Figure 30. WJACKSON: Map and Report Results
Officer Jackson does try to probe the crime reports and related embeddings for some interesting information, including whether he is under investigation for any wrongdoing. If you recall, he was transferred to a different district by Internal Affairs. Still, the chatbot can’t help him figure out what he may be under investigation for (Figure 31). That’s because he was not granted access to documents with a sensitivity of either CONFIDENTIAL or SECRET.

Figure 31. WJACKSON: ChatBot Results
Tightly Restricted Visibility-User NKURCHAWSKA
Finally, what will my application return to a user without any privileges to view the corpus of documents or their chunks, and embeddings?

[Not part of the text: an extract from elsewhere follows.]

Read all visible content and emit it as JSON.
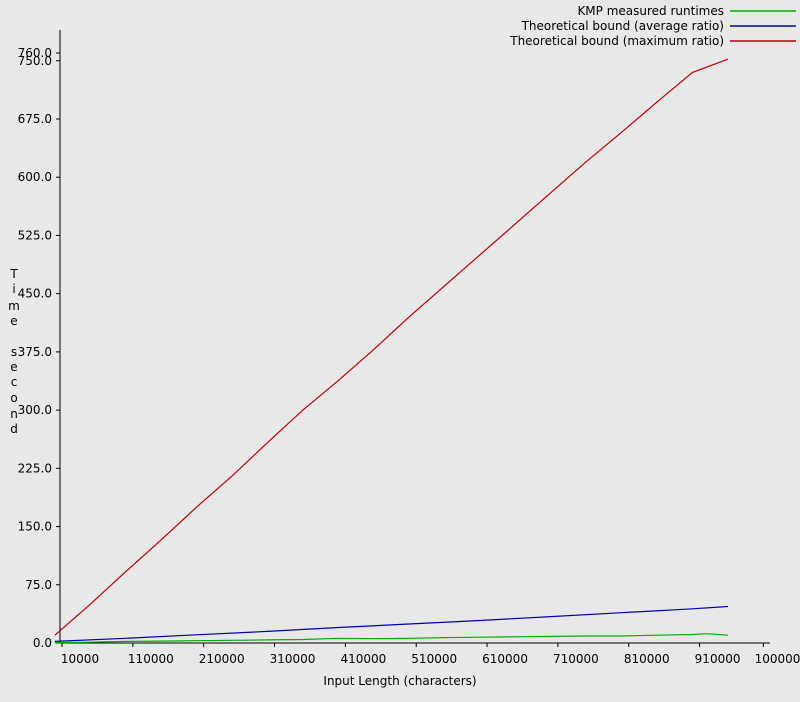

If you recall from our setup earlier, user Natalie Kurchawska (NKURCHAWSKA) was not granted any PII privileges, so she should not be able to see any report chunks or search through them via chatbot functionality.
Figure 32 shows her connection was only granted the CPD_DYN_DWRO_ROLE dynamic role, and her session is thus limited to viewing extremely limited information on the map itself (Figure 33). Note the report below the map is completely empty.

Figure 32. NKURCHAWSKA: Verification Results
The map that’s returned reflects these limits. NKURCHAWSKA only gets to see limited occurrences in the five districts she’s permitted to view. But more importantly, note there’s no detailed information below the map because she’s prevented from seeing any PII at all.

Figure 33. NKURCHAWSKA: Map and Report Results
And try as she might, her ability to query detailed reports via chatbot is also seriously limited (Figure 34).

Figure 34. NKURCHAWSKA: ChatBot Results
Conclusion-If It’s Not Hidden, Someone Will Find It
RAS is an excellent example of just how deeply secure the Oracle 26ai converged database is. Its capability to hide sensitive information within different realms (subsets of rows) based on selection criteria hidden from an end user and impenetrable to tricks like SQL injection makes it an extremely valuable tool for any DBA’s security toolbelt.
More importantly, RAS’s ability to hide data with specific columns across multiple realms portend it will be a crucial tool for preventing chatbots, RAG tools, and agents from accessing sensitive data that’s been captured from documents and then chunked and vectorized.